March 27, 2000
Internet company valuations have sent mutual fund returns soaring over the past year. But those rocket-like stock prices have also created another phenomenon that fund companies are not so happy about - technology worker defections to those same Internet firms.
Consider, for instance, the situation in which Legg Mason of Baltimore, Md. finds itself. The tradition-rich investment firm and regional brokerage has had to watch as some of its technology staff have walked away from good jobs there for positions at start-ups and Internet firms.
Now, Legg Mason's technology groups are scrambling to reposition themselves to attract and retain technology talent. It has not been easy, said Joyce Ulrich, first vice president of applications development for Legg Mason.
"In the past, I only lost people to other financial services companies," said Ulrich. "Now I lose people [to companies] outside the industry. Now I'm seeing competition from the dot-coms."
The change has only come in the past year, Ulrich said. The damage has been minimal, but it is indicative of a troubling trend, she said.
Steven K. Miyao, a senior vice president with kasina of New York, a management consulting firm that does work with mutual fund firms, said that many technology workers at mutual fund firms have been lured away to pure technology companies recently with stock incentives and the opportunity for a different work environment. In response, fund companies have had to operate their technology groups differently than the rest of the company.
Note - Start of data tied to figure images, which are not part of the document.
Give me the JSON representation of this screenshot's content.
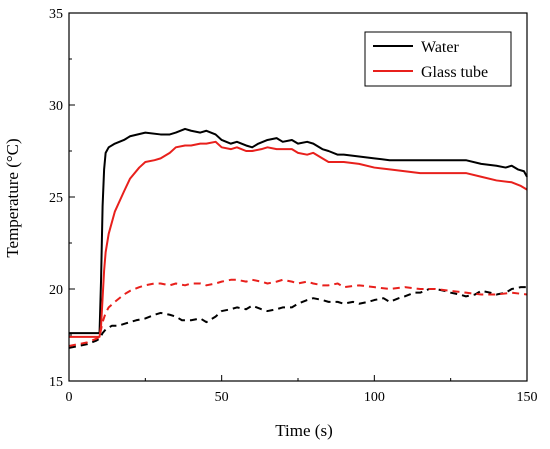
{
  "chart_data": {
    "type": "line",
    "title": "",
    "xlabel": "Time (s)",
    "ylabel": "Temperature (°C)",
    "xlim": [
      0,
      150
    ],
    "ylim": [
      15,
      35
    ],
    "x_ticks": [
      0,
      50,
      100,
      150
    ],
    "y_ticks": [
      15,
      20,
      25,
      30,
      35
    ],
    "grid": false,
    "legend": {
      "position": "top-right",
      "entries": [
        "Water",
        "Glass tube"
      ]
    },
    "series": [
      {
        "name": "Water",
        "color": "#000000",
        "style": "solid",
        "x": [
          0,
          10,
          10.5,
          11,
          11.5,
          12,
          13,
          15,
          18,
          20,
          25,
          30,
          33,
          35,
          38,
          40,
          43,
          45,
          48,
          50,
          53,
          55,
          58,
          60,
          62,
          65,
          68,
          70,
          73,
          75,
          78,
          80,
          83,
          85,
          88,
          90,
          95,
          100,
          105,
          110,
          115,
          120,
          125,
          130,
          135,
          140,
          143,
          145,
          147,
          149,
          150
        ],
        "y": [
          17.6,
          17.6,
          20.5,
          24.5,
          26.5,
          27.4,
          27.7,
          27.9,
          28.1,
          28.3,
          28.5,
          28.4,
          28.4,
          28.5,
          28.7,
          28.6,
          28.5,
          28.6,
          28.4,
          28.1,
          27.9,
          28.0,
          27.8,
          27.7,
          27.9,
          28.1,
          28.2,
          28.0,
          28.1,
          27.9,
          28.0,
          27.9,
          27.6,
          27.5,
          27.3,
          27.3,
          27.2,
          27.1,
          27.0,
          27.0,
          27.0,
          27.0,
          27.0,
          27.0,
          26.8,
          26.7,
          26.6,
          26.7,
          26.5,
          26.4,
          26.1
        ]
      },
      {
        "name": "Glass tube",
        "color": "#e8201c",
        "style": "solid",
        "x": [
          0,
          10,
          10.5,
          11,
          11.5,
          12,
          13,
          15,
          18,
          20,
          23,
          25,
          28,
          30,
          33,
          35,
          38,
          40,
          43,
          45,
          48,
          50,
          53,
          55,
          58,
          60,
          63,
          65,
          68,
          70,
          73,
          75,
          78,
          80,
          83,
          85,
          88,
          90,
          95,
          100,
          105,
          110,
          115,
          120,
          125,
          130,
          135,
          140,
          145,
          148,
          150
        ],
        "y": [
          17.4,
          17.4,
          18.0,
          19.5,
          21.0,
          22.0,
          23.0,
          24.2,
          25.3,
          26.0,
          26.6,
          26.9,
          27.0,
          27.1,
          27.4,
          27.7,
          27.8,
          27.8,
          27.9,
          27.9,
          28.0,
          27.7,
          27.6,
          27.7,
          27.5,
          27.5,
          27.6,
          27.7,
          27.6,
          27.6,
          27.6,
          27.4,
          27.3,
          27.4,
          27.1,
          26.9,
          26.9,
          26.9,
          26.8,
          26.6,
          26.5,
          26.4,
          26.3,
          26.3,
          26.3,
          26.3,
          26.1,
          25.9,
          25.8,
          25.6,
          25.4
        ]
      },
      {
        "name": "",
        "color": "#000000",
        "style": "dashed",
        "x": [
          0,
          3,
          6,
          9,
          10,
          11,
          12,
          14,
          16,
          18,
          20,
          22,
          25,
          28,
          30,
          33,
          35,
          37,
          40,
          43,
          45,
          48,
          50,
          53,
          55,
          58,
          60,
          63,
          65,
          68,
          70,
          73,
          75,
          78,
          80,
          83,
          85,
          88,
          90,
          93,
          95,
          98,
          100,
          103,
          105,
          108,
          110,
          113,
          115,
          118,
          120,
          123,
          125,
          128,
          130,
          133,
          135,
          138,
          140,
          143,
          145,
          148,
          150
        ],
        "y": [
          16.8,
          16.9,
          17.0,
          17.2,
          17.3,
          17.6,
          17.8,
          18.0,
          18.0,
          18.1,
          18.2,
          18.3,
          18.4,
          18.6,
          18.7,
          18.6,
          18.5,
          18.3,
          18.3,
          18.4,
          18.2,
          18.5,
          18.8,
          18.9,
          19.0,
          18.9,
          19.1,
          18.9,
          18.8,
          18.9,
          19.0,
          19.0,
          19.2,
          19.4,
          19.5,
          19.4,
          19.3,
          19.3,
          19.2,
          19.3,
          19.2,
          19.3,
          19.4,
          19.5,
          19.3,
          19.5,
          19.6,
          19.8,
          19.8,
          20.0,
          20.0,
          19.9,
          19.8,
          19.7,
          19.6,
          19.7,
          19.9,
          19.8,
          19.7,
          19.8,
          20.0,
          20.1,
          20.1
        ]
      },
      {
        "name": "",
        "color": "#e8201c",
        "style": "dashed",
        "x": [
          0,
          3,
          6,
          9,
          10,
          11,
          12,
          13,
          15,
          18,
          20,
          23,
          25,
          28,
          30,
          33,
          35,
          38,
          40,
          43,
          45,
          48,
          50,
          53,
          55,
          58,
          60,
          63,
          65,
          68,
          70,
          73,
          75,
          78,
          80,
          83,
          85,
          88,
          90,
          95,
          100,
          105,
          110,
          115,
          120,
          125,
          130,
          135,
          140,
          145,
          150
        ],
        "y": [
          16.9,
          17.0,
          17.1,
          17.3,
          17.4,
          18.2,
          18.7,
          19.0,
          19.3,
          19.7,
          19.9,
          20.1,
          20.2,
          20.3,
          20.3,
          20.2,
          20.3,
          20.2,
          20.3,
          20.3,
          20.2,
          20.3,
          20.4,
          20.5,
          20.5,
          20.4,
          20.5,
          20.4,
          20.3,
          20.4,
          20.5,
          20.4,
          20.3,
          20.4,
          20.3,
          20.2,
          20.2,
          20.3,
          20.1,
          20.2,
          20.1,
          20.0,
          20.1,
          20.0,
          20.0,
          19.9,
          19.8,
          19.7,
          19.7,
          19.8,
          19.7
        ]
      }
    ]
  }
}
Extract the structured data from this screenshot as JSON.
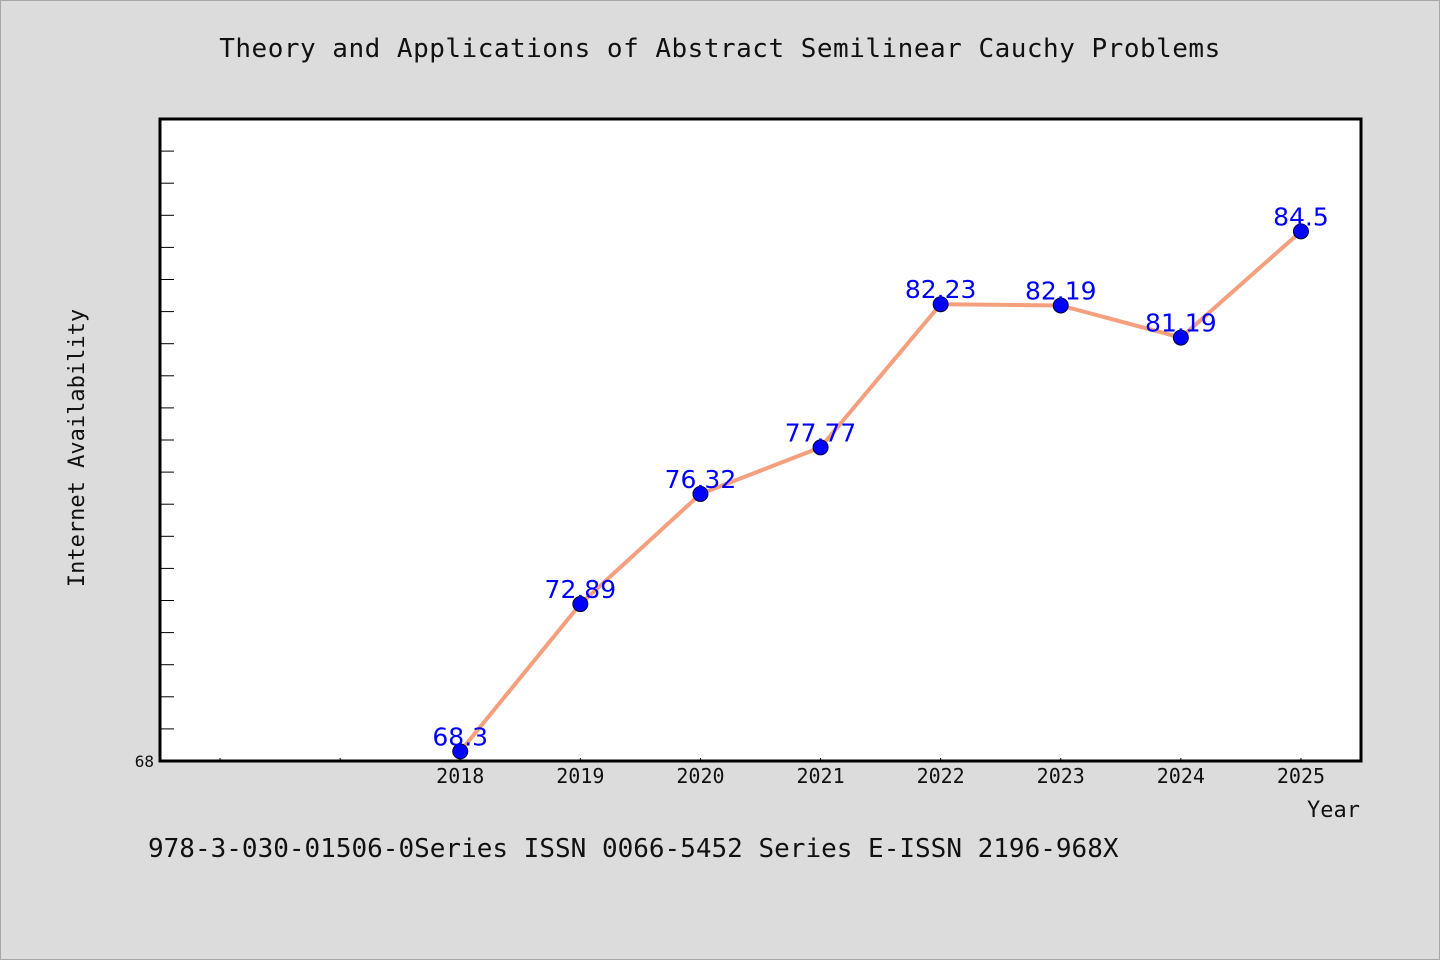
{
  "colors": {
    "background": "#dcdcdc",
    "plot_background": "#ffffff",
    "line": "#f4a07e",
    "marker": "#0000ff",
    "data_label": "#0000ff",
    "axis": "#000000"
  },
  "chart_data": {
    "type": "line",
    "title": "Theory and Applications of Abstract Semilinear Cauchy Problems",
    "xlabel": "Year",
    "ylabel": "Internet Availability",
    "x": [
      "2018",
      "2019",
      "2020",
      "2021",
      "2022",
      "2023",
      "2024",
      "2025"
    ],
    "xlim_categories": [
      "",
      "",
      "2018",
      "2019",
      "2020",
      "2021",
      "2022",
      "2023",
      "2024",
      "2025"
    ],
    "series": [
      {
        "values": [
          68.3,
          72.89,
          76.32,
          77.77,
          82.23,
          82.19,
          81.19,
          84.5
        ],
        "labels": [
          "68.3",
          "72.89",
          "76.32",
          "77.77",
          "82.23",
          "82.19",
          "81.19",
          "84.5"
        ]
      }
    ],
    "y_tick_labels": [
      "68"
    ],
    "ylim": [
      68,
      88
    ],
    "y_minor_tick_step": 1,
    "grid": false,
    "legend": "none"
  },
  "footer": {
    "text": "978-3-030-01506-0Series ISSN 0066-5452 Series E-ISSN 2196-968X"
  }
}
"What mutual fund companies have done is transition their e-commerce departments to be a bit more vibrant," Miyao said. "Then they're able to attract the fastest thinking, younger people who are working on their e-business activities."
Between 1997 and 1998, Ulrich, in charge of a group of 25 technology and Web developers at Legg Mason, had a high retention rate and only five people left her group. But in 1999 alone, four people left for either dot-coms or start-up companies.
There are four technology groups at Legg Mason with a total of 100 Web and technology developers, Ulrich said. People are leaving for many reasons and some of those reasons are understandable for those who want to take on the risk that goes along with them, she said.
"Everybody thinks the only exciting work is at the dot-com companies," Ulrich said. "The No. 1 thing that they offer is stock options. There is an enormous upside potential."
Recognizing that technology and start-up company stock options are a huge attraction, Ulrich has changed the way she recruits workers and interviews people.
Legg Mason has a stable corporate culture compared to an Internet start-up, which can be a risky venture with exhausting hours, Ulrich tells job candidates.
"We have the same great technologies here at Legg Mason," she says. "We use a lot of the cutting edge Microsoft products, all the tools that people salivate over. [But] we do have a different corporate culture. You don't have to worry about Legg Mason disappearing in a poof tomorrow."
Ulrich has also had to change her methods for finding qualified candidates, and she has had to be a little bit more diligent about finding the right fit.
In the past, Legg Mason would only find job candidates through recruiters, employee referrals and local colleges. Now, it uses technology career websites such as Techies.com and it posts its jobs on its own website, Leggmason.com. Recently, Ulrich attended a technology fair in Baltimore, where she interviewed 120 people in two days.
Legg Mason also makes sure that it is paying competitively by participating in technology salary surveys, and it holds salary reviews for its technology employees every six months instead of once a year as it does for all its other employees, Ulrich said.
"[The technology job market] has forced us to be a lot more creative," she said.